Tree planting has blossomed in recent years. Between 2004 and 2014, Hamilton planted between 54 and 168 trees per year. Since 2016, the lowest number of trees planted was 475.
The tree plantings have focused on parts of Hamilton east of the Great Miami River. That’s because that’s where the trees were least plentiful.
“This spring, we put out 150 trees, and this fall, we’re putting out 150,” he said.
Those are trees that are about 8 feet tall. Another 100 seedlings were given out to people at St. Joseph Consolidated School in April. Another 130 native trees were planted at the Riverside Natural Area along the Great Miami River in the Lindenwald neighborhood. Those included 55 American chestnuts, about 65 butternuts, and the rest being mixed hardwoods, such as oaks, maples and sycamore trees.

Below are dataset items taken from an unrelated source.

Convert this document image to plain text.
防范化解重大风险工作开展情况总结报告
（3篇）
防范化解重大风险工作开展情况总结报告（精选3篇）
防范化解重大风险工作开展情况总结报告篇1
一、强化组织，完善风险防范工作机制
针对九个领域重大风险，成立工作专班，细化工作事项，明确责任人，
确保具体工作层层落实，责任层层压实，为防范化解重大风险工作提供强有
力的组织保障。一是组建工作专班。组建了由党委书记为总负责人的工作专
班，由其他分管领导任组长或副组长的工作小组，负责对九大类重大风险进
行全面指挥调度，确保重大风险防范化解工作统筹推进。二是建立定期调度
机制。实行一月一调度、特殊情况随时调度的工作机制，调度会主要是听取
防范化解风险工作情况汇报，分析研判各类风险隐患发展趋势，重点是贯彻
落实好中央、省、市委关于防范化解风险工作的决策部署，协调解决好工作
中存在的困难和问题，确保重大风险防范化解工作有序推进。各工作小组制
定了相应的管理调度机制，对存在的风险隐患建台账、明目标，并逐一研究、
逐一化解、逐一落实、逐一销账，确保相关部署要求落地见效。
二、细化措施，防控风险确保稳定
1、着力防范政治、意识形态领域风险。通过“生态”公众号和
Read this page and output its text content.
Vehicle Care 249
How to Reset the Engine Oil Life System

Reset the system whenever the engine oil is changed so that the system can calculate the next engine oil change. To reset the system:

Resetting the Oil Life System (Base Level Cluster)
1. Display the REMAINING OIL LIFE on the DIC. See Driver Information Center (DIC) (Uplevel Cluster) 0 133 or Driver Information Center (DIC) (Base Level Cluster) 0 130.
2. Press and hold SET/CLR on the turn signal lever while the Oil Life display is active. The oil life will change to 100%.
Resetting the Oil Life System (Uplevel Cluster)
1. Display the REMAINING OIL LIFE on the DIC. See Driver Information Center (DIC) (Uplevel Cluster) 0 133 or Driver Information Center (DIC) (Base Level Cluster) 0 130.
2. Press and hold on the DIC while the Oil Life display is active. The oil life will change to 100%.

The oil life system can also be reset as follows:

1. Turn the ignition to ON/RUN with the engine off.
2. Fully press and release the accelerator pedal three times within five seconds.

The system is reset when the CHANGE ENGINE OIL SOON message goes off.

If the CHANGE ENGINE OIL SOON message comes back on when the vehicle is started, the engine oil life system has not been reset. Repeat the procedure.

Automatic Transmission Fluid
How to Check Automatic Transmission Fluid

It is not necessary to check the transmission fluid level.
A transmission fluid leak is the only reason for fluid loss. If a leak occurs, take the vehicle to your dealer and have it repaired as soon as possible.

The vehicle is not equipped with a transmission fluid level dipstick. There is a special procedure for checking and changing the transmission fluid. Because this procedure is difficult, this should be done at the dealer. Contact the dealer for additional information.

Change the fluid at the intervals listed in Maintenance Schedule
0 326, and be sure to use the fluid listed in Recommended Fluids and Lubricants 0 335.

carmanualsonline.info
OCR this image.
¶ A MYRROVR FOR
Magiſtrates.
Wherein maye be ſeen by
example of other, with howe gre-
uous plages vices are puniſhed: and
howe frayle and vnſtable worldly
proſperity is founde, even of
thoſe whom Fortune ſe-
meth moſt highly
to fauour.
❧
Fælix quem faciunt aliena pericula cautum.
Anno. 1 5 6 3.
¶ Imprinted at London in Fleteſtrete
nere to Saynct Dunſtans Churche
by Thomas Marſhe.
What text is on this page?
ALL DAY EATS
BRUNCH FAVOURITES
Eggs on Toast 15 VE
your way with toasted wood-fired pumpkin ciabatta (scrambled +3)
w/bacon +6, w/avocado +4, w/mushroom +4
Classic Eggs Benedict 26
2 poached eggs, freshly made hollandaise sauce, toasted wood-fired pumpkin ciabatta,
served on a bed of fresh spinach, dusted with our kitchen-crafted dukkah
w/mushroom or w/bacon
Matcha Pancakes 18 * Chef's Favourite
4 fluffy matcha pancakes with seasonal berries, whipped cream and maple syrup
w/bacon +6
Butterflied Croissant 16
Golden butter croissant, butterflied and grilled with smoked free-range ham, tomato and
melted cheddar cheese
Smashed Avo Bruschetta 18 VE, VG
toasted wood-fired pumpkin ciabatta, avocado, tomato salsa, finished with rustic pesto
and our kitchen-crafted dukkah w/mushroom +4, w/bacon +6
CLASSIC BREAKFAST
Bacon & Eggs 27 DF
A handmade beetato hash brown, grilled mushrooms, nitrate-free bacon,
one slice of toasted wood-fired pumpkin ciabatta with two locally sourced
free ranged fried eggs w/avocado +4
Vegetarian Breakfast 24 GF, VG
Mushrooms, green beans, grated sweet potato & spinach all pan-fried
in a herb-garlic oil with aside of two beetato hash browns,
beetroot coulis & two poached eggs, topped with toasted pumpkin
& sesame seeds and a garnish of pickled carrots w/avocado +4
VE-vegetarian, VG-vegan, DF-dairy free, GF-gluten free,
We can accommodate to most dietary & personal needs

Hamilton is working with Fairfield and Norwood to distribute 240 trees purchased with money from the Duke Energy Foundation, which has been distributing trees that are about 4 to 6 feet tall to impoverished areas where trees are lacking, to help low-income property owners reduce their energy costs by planting trees, which create shade in summer and stop winds in winter.
The trees will be given away at Joyce Park to Fairfield and Hamilton residents, probably in April. The program’s details are still being put together.